A look at Watford’s turbulent managerial history under their current ownership
The club’s Italian owners, Gino Pozzo and his family, have gained a reputation for hiring and firing managers at will.
Claudio Ranieri has joined Watford’s long list of managerial sackings.
The club’s Italian owners, Gino Pozzo and his family, have gained a reputation for hiring and firing managers at will and Friday’s 3-0 defeat to Norwich saw Ranieri become the latest victim.
Here, the PA news agency looks at the club’s turbulent managerial history under their current ownership.
Ranieri’s reign
Ranieri is best remembered for leading Leicester to a shock Premier League title in 2016, just a season after they had survived a fraught relegation battle – but Fulham and now Watford have unsuccessfully chased the same magic since.
His time in charge of the Hornets brought just two wins – both memorable, with Everton dispatched 5-2 before a 4-1 victory over Manchester United ended Ole Gunnar Solskjaer’s Old Trafford reign.
Apart from those games, there was only one other in which Ranieri’s Watford scored more than once – a 4-2 defeat to his former club Leicester.
They scored 17 and conceded 34 goals under his guidance and lost 11 of his 14 games, with their seventh and final point coming courtesy of a late equaliser against Newcastle. Ranieri, meanwhile, has won 10 and lost 34 of 53 Premier League games since Leicester’s title win.
Constant change
Starting with Gianfranco Zola shortly after their takeover, Pozzo and family – along with chairman Scott Duxbury – have made 14 permanent managerial appointments in less than 10 years.
That included three in 37 days in one madcap spell shortly after Pozzo took sole charge in 2014.
That was admittedly influenced by Oscar Garcia standing down due to ill health after just four games in charge, though the decision to appoint Billy McKinlay on a permanent basis and sack him two games – and four points – later was Pozzo’s alone.
No manager in their time in charge has matched Zola’s 75 games, with only he and Javi Gracia breaking through the half-century mark in a single spell – Quique Sanchez Flores was appointed twice, serving first for 44 games and then 12.

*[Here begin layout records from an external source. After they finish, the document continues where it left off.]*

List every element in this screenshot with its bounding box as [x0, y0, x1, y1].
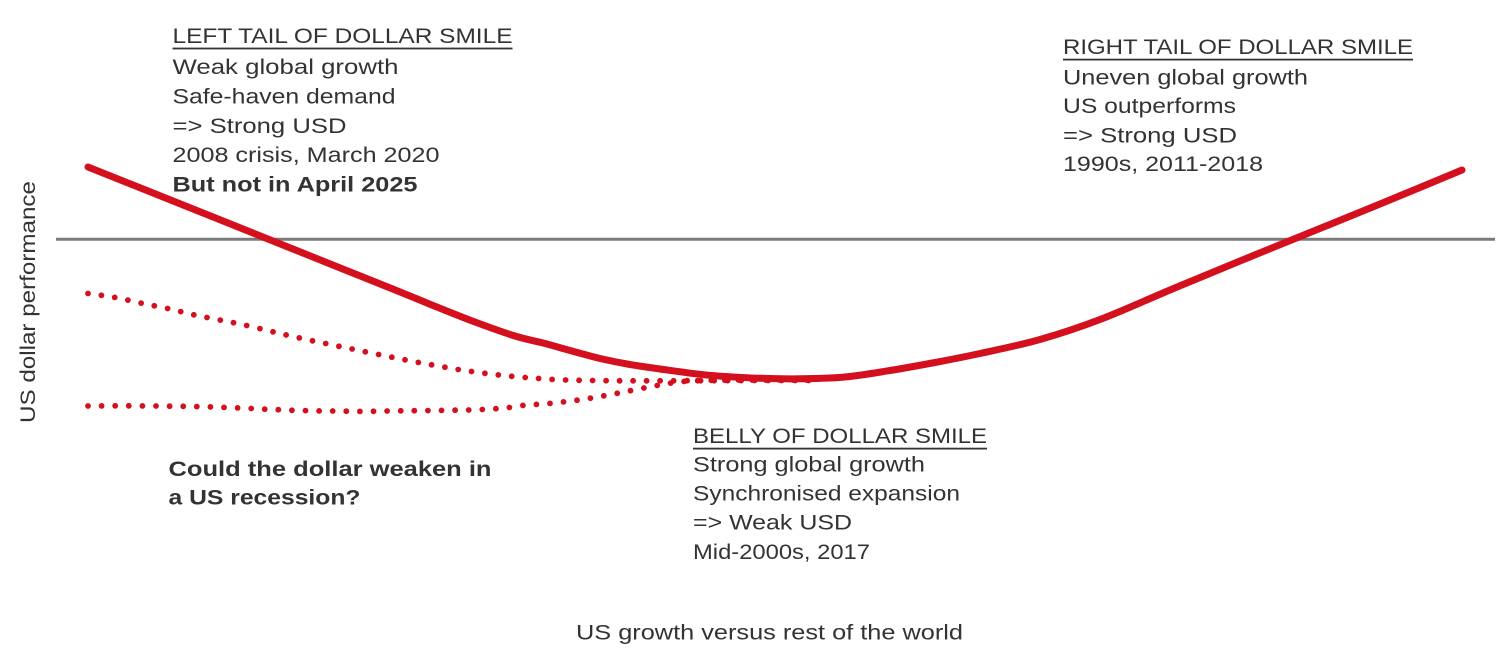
svg-text:US dollar performance: US dollar performance	[16, 181, 40, 423]
svg-text:Strong global growth: Strong global growth	[693, 453, 925, 477]
svg-text:US outperforms: US outperforms	[1063, 94, 1236, 118]
svg-text:Uneven global growth: Uneven global growth	[1063, 66, 1308, 90]
svg-text:Weak global growth: Weak global growth	[173, 55, 399, 79]
svg-text:BELLY OF DOLLAR SMILE: BELLY OF DOLLAR SMILE	[693, 424, 987, 448]
svg-text:Could the dollar weaken in: Could the dollar weaken in	[169, 457, 492, 481]
svg-text:Safe-haven demand: Safe-haven demand	[173, 85, 396, 109]
svg-text:=> Strong USD: => Strong USD	[1063, 124, 1237, 148]
svg-text:2008 crisis, March 2020: 2008 crisis, March 2020	[173, 143, 440, 167]
svg-text:1990s, 2011-2018: 1990s, 2011-2018	[1063, 152, 1263, 176]
svg-text:Mid-2000s, 2017: Mid-2000s, 2017	[693, 540, 870, 564]
svg-text:LEFT TAIL OF DOLLAR SMILE: LEFT TAIL OF DOLLAR SMILE	[173, 24, 513, 48]
svg-text:=> Weak USD: => Weak USD	[693, 511, 852, 535]
svg-text:RIGHT TAIL OF DOLLAR SMILE: RIGHT TAIL OF DOLLAR SMILE	[1063, 35, 1413, 59]
svg-text:a US recession?: a US recession?	[169, 486, 361, 510]
svg-text:Synchronised expansion: Synchronised expansion	[693, 481, 960, 505]
svg-text:=> Strong USD: => Strong USD	[173, 114, 347, 138]
svg-text:US growth versus rest of the w: US growth versus rest of the world	[576, 621, 963, 645]
svg-text:But not in April 2025: But not in April 2025	[173, 172, 418, 196]
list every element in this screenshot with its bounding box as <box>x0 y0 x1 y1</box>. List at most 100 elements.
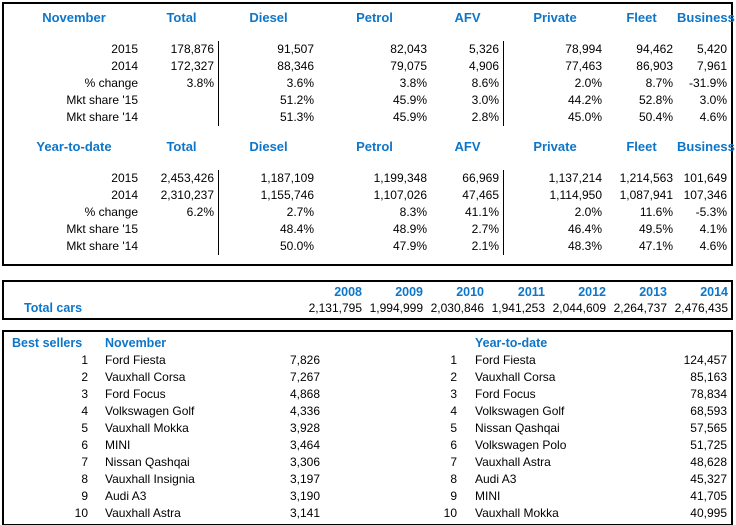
sales-value-cell: 3,197 <box>289 472 320 486</box>
value-cell: 1,087,941 <box>619 188 673 202</box>
rank-cell: 4 <box>81 404 88 418</box>
year-header: 2008 <box>334 285 362 299</box>
row-label: 2015 <box>111 171 138 185</box>
value-cell: 1,137,214 <box>548 171 602 185</box>
best-sellers-rows: 1 Ford Fiesta 7,826 1 Ford Fiesta 124,457 2 Vau… <box>4 352 731 522</box>
value-cell: 45.9% <box>392 110 427 124</box>
value-cell: 5,420 <box>696 42 727 56</box>
model-name-cell: Vauxhall Astra <box>105 506 181 520</box>
value-cell: 91,507 <box>277 42 314 56</box>
value-cell: 79,075 <box>390 59 427 73</box>
value-cell: 47.1% <box>638 239 673 253</box>
value-cell: 2.7% <box>431 221 504 238</box>
model-name-cell: Vauxhall Astra <box>475 455 551 469</box>
model-name-cell: Vauxhall Insignia <box>105 472 195 486</box>
value-cell: 1,155,746 <box>260 188 314 202</box>
section-label: November <box>42 10 106 25</box>
model-name-cell: Nissan Qashqai <box>105 455 190 469</box>
table-row: % change 6.2% 2.7% 8.3% 41.1% 2.0% 11.6% -5.3% <box>4 204 731 221</box>
header-spacer <box>651 335 731 352</box>
sales-value-cell: 40,995 <box>690 506 727 520</box>
rank-cell: 3 <box>450 387 457 401</box>
value-cell: 77,463 <box>565 59 602 73</box>
header-gap <box>4 156 731 170</box>
value-cell: 1,214,563 <box>619 171 673 185</box>
value-cell <box>144 109 219 126</box>
value-cell: 5,326 <box>431 41 504 58</box>
year-header: 2013 <box>639 285 667 299</box>
rank-cell: 8 <box>450 472 457 486</box>
header-gap <box>4 27 731 41</box>
table-row: % change 3.8% 3.6% 3.8% 8.6% 2.0% 8.7% -31.9% <box>4 75 731 92</box>
value-cell: 2,310,237 <box>144 187 219 204</box>
value-cell: 51.3% <box>279 110 314 124</box>
value-cell: 3.8% <box>144 75 219 92</box>
row-label: 2014 <box>111 188 138 202</box>
model-name-cell: Ford Focus <box>475 387 536 401</box>
row-label: 2015 <box>111 42 138 56</box>
value-cell: -5.3% <box>695 205 727 219</box>
value-cell: 86,903 <box>636 59 673 73</box>
value-cell: 2.0% <box>574 76 602 90</box>
value-cell: 3.6% <box>286 76 314 90</box>
total-cars-value: 2,030,846 <box>430 301 484 315</box>
value-cell: 2.7% <box>286 205 314 219</box>
value-cell: 172,327 <box>144 58 219 75</box>
header-row: November Total Diesel Petrol AFV Private Fleet… <box>4 9 735 27</box>
value-cell: 48.4% <box>279 222 314 236</box>
year-header: 2014 <box>700 285 728 299</box>
section-label: Year-to-date <box>36 139 112 154</box>
rank-cell: 7 <box>81 455 88 469</box>
value-cell: 48.3% <box>567 239 602 253</box>
sales-value-cell: 78,834 <box>690 387 727 401</box>
value-cell <box>144 238 219 255</box>
rank-cell: 10 <box>74 506 88 520</box>
sales-value-cell: 7,267 <box>289 370 320 384</box>
value-cell: 2.1% <box>431 238 504 255</box>
value-cell: 78,994 <box>565 42 602 56</box>
monthly-section: November Total Diesel Petrol AFV Private Fleet… <box>4 9 735 126</box>
value-cell: 8.6% <box>431 75 504 92</box>
rank-cell: 6 <box>450 438 457 452</box>
best-seller-row: 9 Audi A3 3,190 9 MINI 41,705 <box>4 488 731 505</box>
rank-cell: 3 <box>81 387 88 401</box>
value-cell: 3.8% <box>399 76 427 90</box>
sales-value-cell: 57,565 <box>690 421 727 435</box>
value-cell: 101,649 <box>683 171 727 185</box>
value-cell: 2.8% <box>431 109 504 126</box>
header-spacer <box>240 335 322 352</box>
year-header: 2012 <box>578 285 606 299</box>
value-cell: 178,876 <box>144 41 219 58</box>
column-header-total: Total <box>166 139 197 154</box>
rank-cell: 9 <box>450 489 457 503</box>
value-cell <box>144 221 219 238</box>
year-header: 2011 <box>517 285 545 299</box>
value-cell: 4.6% <box>699 239 727 253</box>
value-cell: 4,906 <box>431 58 504 75</box>
value-cell: 47,465 <box>431 187 504 204</box>
sales-value-cell: 3,464 <box>289 438 320 452</box>
value-cell <box>144 92 219 109</box>
model-name-cell: Vauxhall Corsa <box>105 370 186 384</box>
sales-value-cell: 4,336 <box>289 404 320 418</box>
column-header-diesel: Diesel <box>249 139 288 154</box>
total-cars-value: 2,264,737 <box>613 301 667 315</box>
value-cell: 45.0% <box>567 110 602 124</box>
model-name-cell: Vauxhall Corsa <box>475 370 556 384</box>
column-header-petrol: Petrol <box>356 10 393 25</box>
sales-value-cell: 51,725 <box>690 438 727 452</box>
value-cell: 45.9% <box>392 93 427 107</box>
model-name-cell: MINI <box>475 489 501 503</box>
rank-cell: 7 <box>450 455 457 469</box>
model-name-cell: Ford Fiesta <box>475 353 536 367</box>
sales-value-cell: 85,163 <box>690 370 727 384</box>
model-name-cell: Vauxhall Mokka <box>105 421 189 435</box>
table-row: Mkt share '15 48.4% 48.9% 2.7% 46.4% 49.5% 4.1… <box>4 221 731 238</box>
column-header-afv: AFV <box>454 10 481 25</box>
model-name-cell: Vauxhall Mokka <box>475 506 559 520</box>
model-name-cell: Ford Fiesta <box>105 353 166 367</box>
value-cell: 48.9% <box>392 222 427 236</box>
model-name-cell: Volkswagen Polo <box>475 438 567 452</box>
value-cell: 6.2% <box>144 204 219 221</box>
value-cell: 4.1% <box>699 222 727 236</box>
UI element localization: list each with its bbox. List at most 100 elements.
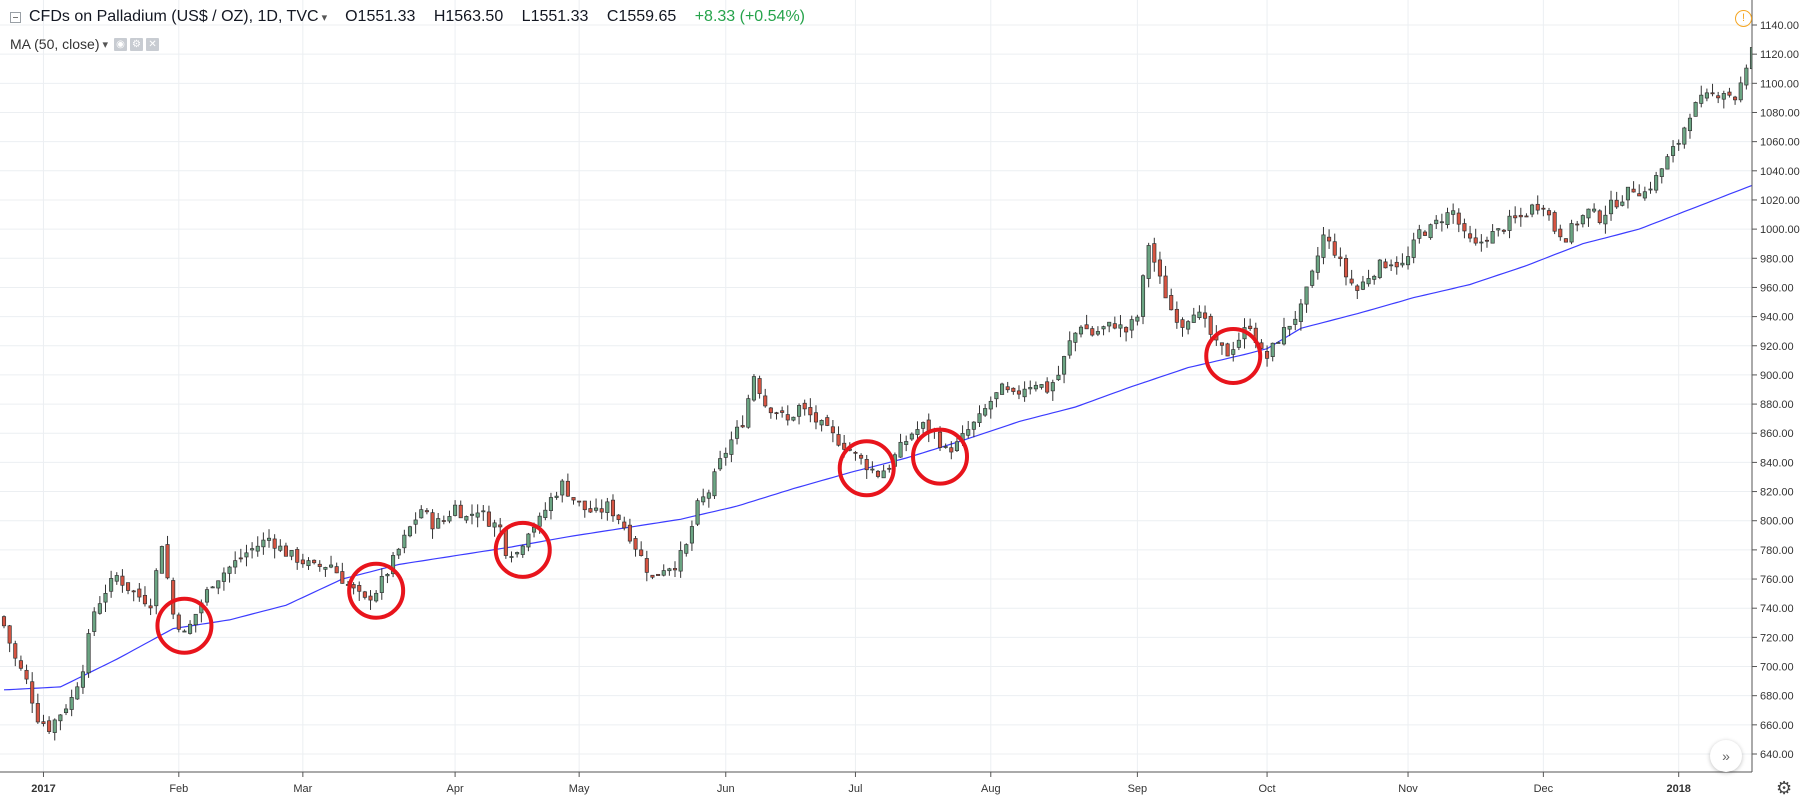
candle [1107, 321, 1112, 333]
close-icon[interactable]: ✕ [146, 37, 160, 51]
candle [154, 568, 159, 615]
candle [69, 689, 74, 717]
candle [1659, 168, 1664, 184]
symbol-title[interactable]: CFDs on Palladium (US$ / OZ), 1D, TVC [29, 8, 319, 25]
candle [430, 509, 435, 539]
candle [701, 488, 706, 506]
candle [1101, 325, 1106, 336]
candle [582, 500, 587, 518]
candle [1507, 209, 1512, 239]
candle [1016, 385, 1022, 400]
candle [1575, 220, 1580, 232]
candle [75, 682, 80, 700]
candle [588, 500, 593, 513]
candle [706, 489, 711, 508]
candle [30, 672, 35, 714]
candle [1248, 318, 1253, 331]
candle [684, 543, 689, 557]
candle [526, 532, 531, 552]
candle [1484, 236, 1490, 248]
candle [1569, 219, 1574, 245]
price-tick-label: 980.00 [1760, 253, 1794, 265]
candle [407, 525, 413, 538]
candle [1343, 254, 1349, 286]
candle [1366, 269, 1371, 287]
candle [1067, 331, 1072, 359]
candle [188, 620, 193, 635]
candle [1586, 208, 1591, 227]
price-tick-label: 660.00 [1760, 720, 1794, 732]
candle [1558, 224, 1563, 241]
candle [1727, 87, 1732, 98]
candle [441, 515, 446, 525]
candle [250, 542, 255, 559]
collapse-icon[interactable] [10, 11, 21, 23]
candle [1417, 224, 1422, 244]
candle [791, 416, 796, 422]
time-tick-label: Jun [717, 783, 735, 795]
candle [1733, 95, 1738, 105]
candle [486, 505, 491, 527]
candle [1687, 113, 1693, 139]
candle [323, 566, 328, 577]
change-value: +8.33 (+0.54%) [694, 8, 805, 25]
candle [909, 432, 914, 441]
settings-gear-icon[interactable]: ⚙ [1776, 778, 1793, 798]
candle [633, 536, 638, 557]
candle [295, 547, 300, 570]
candle [272, 534, 277, 559]
candle [126, 582, 131, 595]
candle [498, 517, 503, 535]
candle [114, 572, 119, 585]
candle [1400, 253, 1405, 268]
candle [1546, 207, 1552, 221]
candle [464, 515, 469, 524]
candle [1451, 203, 1456, 224]
candle [515, 551, 520, 558]
candle [610, 494, 616, 522]
candle [1332, 233, 1337, 259]
candles-layer [1, 39, 1755, 741]
candle [723, 447, 728, 466]
double-chevron-right-icon[interactable]: » [1710, 740, 1742, 772]
candle [1434, 215, 1439, 229]
price-tick-label: 900.00 [1760, 370, 1794, 382]
price-tick-label: 780.00 [1760, 545, 1794, 557]
price-tick-label: 680.00 [1760, 691, 1794, 703]
candle [227, 565, 232, 583]
candle [362, 590, 367, 600]
candle [1355, 284, 1360, 300]
candle [1744, 64, 1749, 90]
candle [1513, 206, 1518, 224]
candle [520, 544, 525, 558]
candle [656, 573, 661, 576]
candle [565, 473, 570, 497]
candle [1631, 181, 1636, 193]
candle [475, 504, 480, 528]
moving-average-layer [3, 184, 1753, 691]
highlight-circles-layer [155, 326, 1263, 655]
candle [1642, 186, 1647, 201]
candle [808, 398, 813, 423]
candle [18, 655, 23, 671]
ohlc-values: O1551.33 H1563.50 L1551.33 C1559.65 +8.3… [345, 8, 819, 26]
candle [672, 561, 678, 578]
chevron-down-icon[interactable]: ▾ [102, 38, 109, 51]
time-axis[interactable]: 2017 Feb Mar Apr May Jun Jul Aug Sep Oct Nov Dec 201… [0, 771, 1752, 795]
gear-icon[interactable]: ⚙ [130, 37, 144, 51]
price-tick-label: 920.00 [1760, 341, 1794, 353]
candle [548, 492, 553, 520]
ma-controls: ◉ ⚙ ✕ [114, 37, 160, 51]
eye-icon[interactable]: ◉ [114, 37, 128, 51]
ma-label[interactable]: MA (50, close) [10, 36, 100, 52]
candle [92, 607, 97, 637]
candle [1146, 242, 1151, 288]
price-axis[interactable]: 640.00 660.00 680.00 700.00 720.00 740.00 760.… [1751, 0, 1815, 802]
candle [340, 562, 345, 584]
candle [661, 564, 666, 577]
candle [1620, 195, 1625, 207]
warning-icon[interactable]: ! [1735, 10, 1752, 27]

Win percentages are an imperfect measure of success in that time due to the difference between Premier League and Championship football. Slavisa Jokanovic and Xisco Munoz, as well as McKinlay, cracked 50 per cent but Gracia’s 37.9 per cent is the best record for a reign spent wholly in the top flight.
Beppe Sannino, Walter Mazzarri, Marco Silva, Nigel Pearson and Vladimir Ivic are the other managers to work under Pozzo, as well as two-time caretaker Hayden Mullins.
Sliding doors
One of the Pozzo family’s first acts after taking charge was to sack Sean Dyche in July 2012 in favour of Zola.
While they have cycled through managers at a dramatic rate since then, Dyche was appointed by Burnley less than four months later and remains in his post.
He has twice taken the Clarets up to the Premier League, in his second and fourth seasons in charge with a relegation in between, and has established them in the top flight until this season’s fight against the drop. So highly regarded is he in Burnley that a pub in the town – The Royal Dyche – is named in his honour.
Dyche is the longest-serving current Premier League manager, while in the EFL only Harrogate’s Simon Weaver – who spent 11 seasons with them in non-league before 2020’s promotion – and Wycombe’s Gareth Ainsworth have been in post longer.